It’s up to Daredevil to save two targets, an informant named Randall and a kid named Austin, caught in the cross-hairs of Midas Financial, A.I.M., Hydra, Byzantine, The Black Sceptre and The Secret Society, who have sent a super powerful Luchador aptly dubbed Bruiser after them. Things look bleak however, after Bruiser sends Daredevil overboard a small boat and returns with Randall as a prisoner.
Daredevil keenly uses his super senses to save himself and infiltrates the base, taking on the seemingly unmovable Bruiser in front of representatives of each of the criminal gangs. Things look bad as Daredevil can’t budge his opponent, while Bruiser flings DD around like a rag doll! Once more, Daredevil must call upon his abilities, this time his radar sense, to figure out how Bruiser’s powers work and how to beat him. He recovers what all of the criminals were after, but seems outnumbered. He must use his wits to save him this time, not his super powers. The villains aren’t happy about it, but they are forced to allow Daredevil and his two charges to leave unharmed… for the time being.
I’ve never been a huge fan of Daredevil, as most of the time his book has been very urban and gritty, and I typically like more traditional super hero high adventure comics. But a good comic is a good comic and this was a good comic!

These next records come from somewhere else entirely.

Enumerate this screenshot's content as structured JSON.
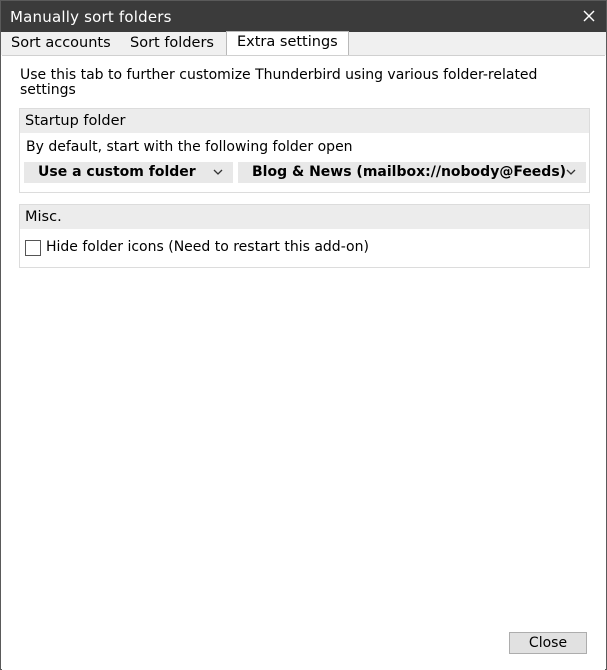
{
  "window": {
    "title": "Manually sort folders"
  },
  "tabs": [
    {
      "label": "Sort accounts",
      "active": false
    },
    {
      "label": "Sort folders",
      "active": false
    },
    {
      "label": "Extra settings",
      "active": true
    }
  ],
  "extra_settings": {
    "intro": "Use this tab to further customize Thunderbird using various folder-related settings",
    "startup_folder": {
      "header": "Startup folder",
      "description": "By default, start with the following folder open",
      "mode_select": {
        "value": "Use a custom folder"
      },
      "folder_select": {
        "value": "Blog & News (mailbox://nobody@Feeds)"
      }
    },
    "misc": {
      "header": "Misc.",
      "hide_icons": {
        "label": "Hide folder icons (Need to restart this add-on)",
        "checked": false
      }
    }
  },
  "footer": {
    "close_label": "Close"
  },
  "icons": {
    "close": "close-icon",
    "dropdown": "chevron-down-icon"
  }
}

The dialogue is natural, sharp and crisp. There’s a funny exchange between two henchmen at the beginning about Bruiser, mentioning his ultimate goal and the fact that he has a webpage. Bruiser himself is hilarious, with his costume adorned with logos of the various criminal organizations, like a super villain NASCAR driver! It’s an extremely clever idea! The villains’ goal is nicely “comic book-y” and ties into the greater Marvel Universe. Just good writing, all in all!

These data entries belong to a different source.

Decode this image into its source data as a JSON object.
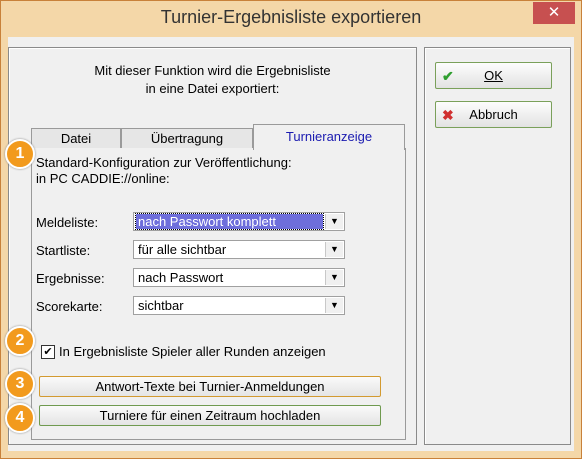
{
  "window": {
    "title": "Turnier-Ergebnisliste exportieren",
    "close_glyph": "✕"
  },
  "intro": {
    "line1": "Mit dieser Funktion wird die Ergebnisliste",
    "line2": "in eine Datei exportiert:"
  },
  "tabs": [
    {
      "label": "Datei"
    },
    {
      "label": "Übertragung"
    },
    {
      "label": "Turnieranzeige",
      "active": true
    }
  ],
  "description": {
    "line1": "Standard-Konfiguration zur Veröffentlichung:",
    "line2": "in PC CADDIE://online:"
  },
  "fields": [
    {
      "label": "Meldeliste:",
      "value": "nach Passwort komplett",
      "focused": true
    },
    {
      "label": "Startliste:",
      "value": "für alle sichtbar"
    },
    {
      "label": "Ergebnisse:",
      "value": "nach Passwort"
    },
    {
      "label": "Scorekarte:",
      "value": "sichtbar"
    }
  ],
  "checkbox": {
    "label": "In Ergebnisliste Spieler aller Runden anzeigen",
    "checked": true,
    "mark": "✔"
  },
  "buttons": {
    "antwort": "Antwort-Texte bei Turnier-Anmeldungen",
    "zeitraum": "Turniere für einen Zeitraum hochladen",
    "ok": "OK",
    "cancel": "Abbruch"
  },
  "icons": {
    "ok": "check-icon",
    "cancel": "cross-icon",
    "dropdown": "dropdown-arrow-icon"
  },
  "badges": [
    "1",
    "2",
    "3",
    "4"
  ],
  "colors": {
    "accent_orange": "#f29a1d",
    "active_tab_text": "#1a1ab0",
    "selection": "#6e6edb"
  }
}
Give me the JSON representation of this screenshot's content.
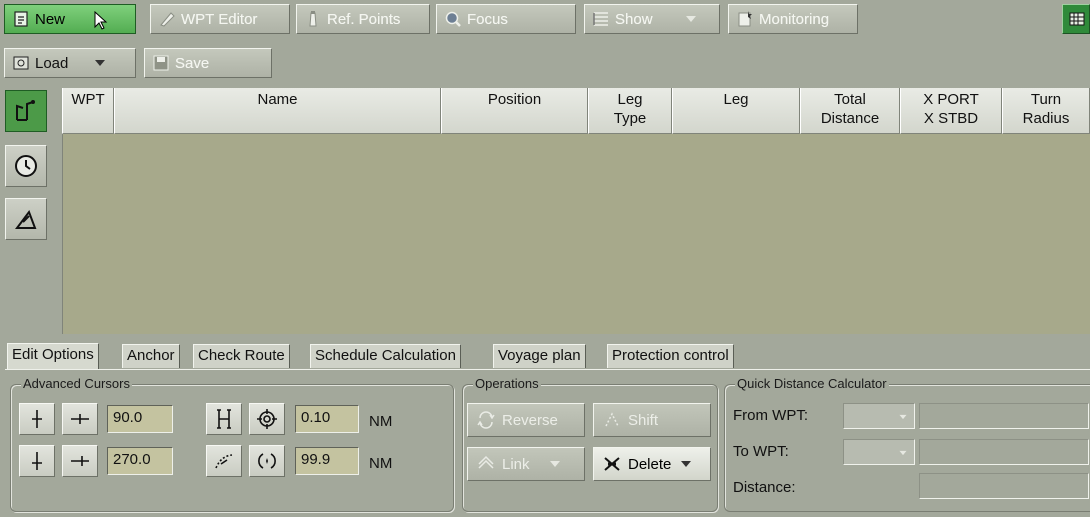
{
  "toolbar": {
    "new_label": "New",
    "wpt_editor_label": "WPT Editor",
    "ref_points_label": "Ref. Points",
    "focus_label": "Focus",
    "show_label": "Show",
    "monitoring_label": "Monitoring",
    "load_label": "Load",
    "save_label": "Save"
  },
  "table": {
    "columns": [
      {
        "line1": "WPT",
        "line2": ""
      },
      {
        "line1": "Name",
        "line2": ""
      },
      {
        "line1": "Position",
        "line2": ""
      },
      {
        "line1": "Leg",
        "line2": "Type"
      },
      {
        "line1": "Leg",
        "line2": ""
      },
      {
        "line1": "Total",
        "line2": "Distance"
      },
      {
        "line1": "X PORT",
        "line2": "X STBD"
      },
      {
        "line1": "Turn",
        "line2": "Radius"
      }
    ],
    "rows": []
  },
  "sidebar": {
    "items": [
      {
        "icon": "route-waypoints-icon",
        "active": true
      },
      {
        "icon": "clock-icon",
        "active": false
      },
      {
        "icon": "ruler-angle-icon",
        "active": false
      }
    ]
  },
  "tabs": [
    "Edit Options",
    "Anchor",
    "Check Route",
    "Schedule Calculation",
    "Voyage plan",
    "Protection control"
  ],
  "active_tab": "Edit Options",
  "advanced_cursors": {
    "legend": "Advanced Cursors",
    "value1": "90.0",
    "value2": "270.0",
    "value3": "0.10",
    "value4": "99.9",
    "unit": "NM"
  },
  "operations": {
    "legend": "Operations",
    "reverse_label": "Reverse",
    "shift_label": "Shift",
    "link_label": "Link",
    "delete_label": "Delete"
  },
  "quick_distance": {
    "legend": "Quick Distance Calculator",
    "from_label": "From WPT:",
    "to_label": "To WPT:",
    "distance_label": "Distance:"
  },
  "colors": {
    "active_green": "#4c9a48",
    "table_bg": "#a7a98b",
    "value_bg": "#c4c3a0"
  }
}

Those that prefer the darker, more tragic Daredevil may not like this, however. I’m not saying this book is “light” or anything, but it’s not grimy or gritty, like those starring similar “street” heroes. He’s not fighting aliens or anything like that, but the use of classic villains like Hydra and A.I.M. and even a nod to the Fantastic Four firmly establish him in the Marvel Universe proper, home of Galactus and Skrulls and even Squirrel Girl! That isn’t a bad thing, nor is it something that should be ignored. Mark Waid proves here that you can do an urban street-level crime fighter without pretending he doesn’t inhabit the same world as Thor and the Silver Surfer.

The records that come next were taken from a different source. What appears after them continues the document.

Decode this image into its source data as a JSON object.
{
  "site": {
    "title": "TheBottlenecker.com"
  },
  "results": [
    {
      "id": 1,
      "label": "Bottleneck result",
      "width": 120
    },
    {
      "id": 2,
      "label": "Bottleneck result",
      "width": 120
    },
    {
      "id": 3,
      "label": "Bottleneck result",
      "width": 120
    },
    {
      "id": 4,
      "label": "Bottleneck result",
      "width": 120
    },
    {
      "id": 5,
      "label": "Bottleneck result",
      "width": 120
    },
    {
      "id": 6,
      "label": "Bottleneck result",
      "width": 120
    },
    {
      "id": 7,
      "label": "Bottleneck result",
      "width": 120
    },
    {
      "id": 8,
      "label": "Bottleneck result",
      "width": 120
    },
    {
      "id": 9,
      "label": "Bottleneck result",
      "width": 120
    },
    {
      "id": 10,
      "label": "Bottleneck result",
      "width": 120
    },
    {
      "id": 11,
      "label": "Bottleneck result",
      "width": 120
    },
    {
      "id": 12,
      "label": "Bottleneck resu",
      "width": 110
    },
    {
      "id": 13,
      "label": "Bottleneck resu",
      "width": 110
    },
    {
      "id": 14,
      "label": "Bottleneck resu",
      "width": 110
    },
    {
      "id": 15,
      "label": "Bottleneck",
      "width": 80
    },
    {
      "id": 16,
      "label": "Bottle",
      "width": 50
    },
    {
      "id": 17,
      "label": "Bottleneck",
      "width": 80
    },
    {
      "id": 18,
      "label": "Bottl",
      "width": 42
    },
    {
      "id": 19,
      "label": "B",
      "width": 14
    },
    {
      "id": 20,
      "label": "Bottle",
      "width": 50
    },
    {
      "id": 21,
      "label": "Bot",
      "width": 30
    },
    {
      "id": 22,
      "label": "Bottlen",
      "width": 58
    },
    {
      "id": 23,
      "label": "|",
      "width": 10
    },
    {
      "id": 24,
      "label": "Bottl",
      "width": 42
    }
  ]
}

I loved the art by Marcos Martin with colors by Muntsa Vicente! It had a nice, retro, minimalist style! It was like a strange hybrid between Tim Sale and Darwyn Cooke, if that makes any sense! It was nicely paced, had great storytelling and was even humorous in a couple of scenes that called for it. Sadly, this is this art team’s final issue on the book, so we’ll just have to wait and see how the subsequent team ranks in comparison.
This was the final chapter in a storyline, so you might want to pick up the prior issues to get the full impact, but all in all, this was good stuff!